Single-volume Qur’an

Location: Herat, Afghanistan

Materials: ink, gold and opaque watercolour on paper; 16th-century gold-stamped leather binding and flap; doublures with gold paper filigree over coloured grounds

Dimensions: 292 folios; 33.5 x 22cm

Accession Number: QUR 642

Other Notes:

The main text was copied in the 15th or 16th century, but to it were added the illuminated pages forming folios 1b–4a. They are almost an exact copy of the illuminated opening pages of a Shahnamah made at Herat for Baysunqur in 1429–30 (now in the Gulistan Palace Library, Tehran) and could have been intended for a companion Qur’an to it. In the Baysunqur Shahnamah, the illuminated opening pages bear the names of the ancient kings of Iran and a dedication to Baysunqur.
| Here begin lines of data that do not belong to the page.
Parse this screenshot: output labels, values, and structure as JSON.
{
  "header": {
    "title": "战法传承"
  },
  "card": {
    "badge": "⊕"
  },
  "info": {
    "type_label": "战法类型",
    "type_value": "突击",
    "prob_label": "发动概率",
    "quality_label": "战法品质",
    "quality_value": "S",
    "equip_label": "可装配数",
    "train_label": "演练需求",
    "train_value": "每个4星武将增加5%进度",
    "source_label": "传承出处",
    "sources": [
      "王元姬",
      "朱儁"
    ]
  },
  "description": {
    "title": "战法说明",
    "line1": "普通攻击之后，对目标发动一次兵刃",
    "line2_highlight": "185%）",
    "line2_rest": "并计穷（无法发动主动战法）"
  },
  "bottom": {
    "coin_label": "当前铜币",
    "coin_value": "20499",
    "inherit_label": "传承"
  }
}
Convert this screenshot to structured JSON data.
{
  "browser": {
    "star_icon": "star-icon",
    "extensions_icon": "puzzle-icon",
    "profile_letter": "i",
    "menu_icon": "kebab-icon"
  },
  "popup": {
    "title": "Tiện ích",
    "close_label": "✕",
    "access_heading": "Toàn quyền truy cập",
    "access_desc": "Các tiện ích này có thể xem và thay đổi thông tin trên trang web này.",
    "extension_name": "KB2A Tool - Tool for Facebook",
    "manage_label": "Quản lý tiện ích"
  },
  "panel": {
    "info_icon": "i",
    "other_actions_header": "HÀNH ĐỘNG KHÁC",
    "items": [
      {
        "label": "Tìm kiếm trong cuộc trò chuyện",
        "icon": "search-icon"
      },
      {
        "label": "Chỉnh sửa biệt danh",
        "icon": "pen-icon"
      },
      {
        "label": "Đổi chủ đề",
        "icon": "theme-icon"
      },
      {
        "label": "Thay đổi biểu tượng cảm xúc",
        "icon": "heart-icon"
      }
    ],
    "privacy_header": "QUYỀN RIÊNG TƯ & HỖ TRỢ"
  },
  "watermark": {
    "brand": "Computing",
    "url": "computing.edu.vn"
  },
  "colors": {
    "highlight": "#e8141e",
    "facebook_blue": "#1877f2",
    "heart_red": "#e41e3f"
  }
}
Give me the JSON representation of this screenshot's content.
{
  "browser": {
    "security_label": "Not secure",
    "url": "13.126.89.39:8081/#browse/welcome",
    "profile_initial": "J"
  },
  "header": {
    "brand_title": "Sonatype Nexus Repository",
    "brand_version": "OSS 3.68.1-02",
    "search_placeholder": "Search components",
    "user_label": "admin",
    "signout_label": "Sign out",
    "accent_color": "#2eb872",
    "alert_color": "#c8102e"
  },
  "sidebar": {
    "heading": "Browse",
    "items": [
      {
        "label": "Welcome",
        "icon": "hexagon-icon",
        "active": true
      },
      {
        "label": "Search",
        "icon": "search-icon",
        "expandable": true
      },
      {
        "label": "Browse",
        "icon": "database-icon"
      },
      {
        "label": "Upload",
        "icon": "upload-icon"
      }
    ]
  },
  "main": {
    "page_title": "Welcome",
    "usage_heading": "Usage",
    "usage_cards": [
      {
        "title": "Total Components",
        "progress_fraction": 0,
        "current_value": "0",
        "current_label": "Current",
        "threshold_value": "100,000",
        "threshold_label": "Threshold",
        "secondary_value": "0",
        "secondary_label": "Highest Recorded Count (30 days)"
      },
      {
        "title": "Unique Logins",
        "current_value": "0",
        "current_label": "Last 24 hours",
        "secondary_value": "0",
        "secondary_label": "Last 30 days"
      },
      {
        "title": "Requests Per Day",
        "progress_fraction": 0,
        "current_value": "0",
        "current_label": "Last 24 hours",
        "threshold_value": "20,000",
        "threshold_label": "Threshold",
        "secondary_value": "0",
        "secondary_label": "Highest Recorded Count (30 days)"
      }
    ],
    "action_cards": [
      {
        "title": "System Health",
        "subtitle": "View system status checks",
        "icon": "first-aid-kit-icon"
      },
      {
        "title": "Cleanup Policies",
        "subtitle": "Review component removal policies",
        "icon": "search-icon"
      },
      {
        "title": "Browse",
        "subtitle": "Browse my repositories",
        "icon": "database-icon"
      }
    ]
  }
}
In this Qur’an, however, these have been replaced by a four-page list of surahs and two pages of text, with the surah al-Fatihah  and the initial verses of surah al-Baqarah.

Script:

main text in naskh script, incidentals in thulth; 14 lines to the page

Bibliography:

D. James, After Timur. Qur’ans of the 15th and 16th Centuries, The Nasser D. Khalili Collection of Islamic Art, volume III, London 1992, cat.5, pp.28–33.
J.M. Rogers, The Arts of Islam. Masterpieces from the Khalili Collection, London 2010, cat.173, pp.148–9.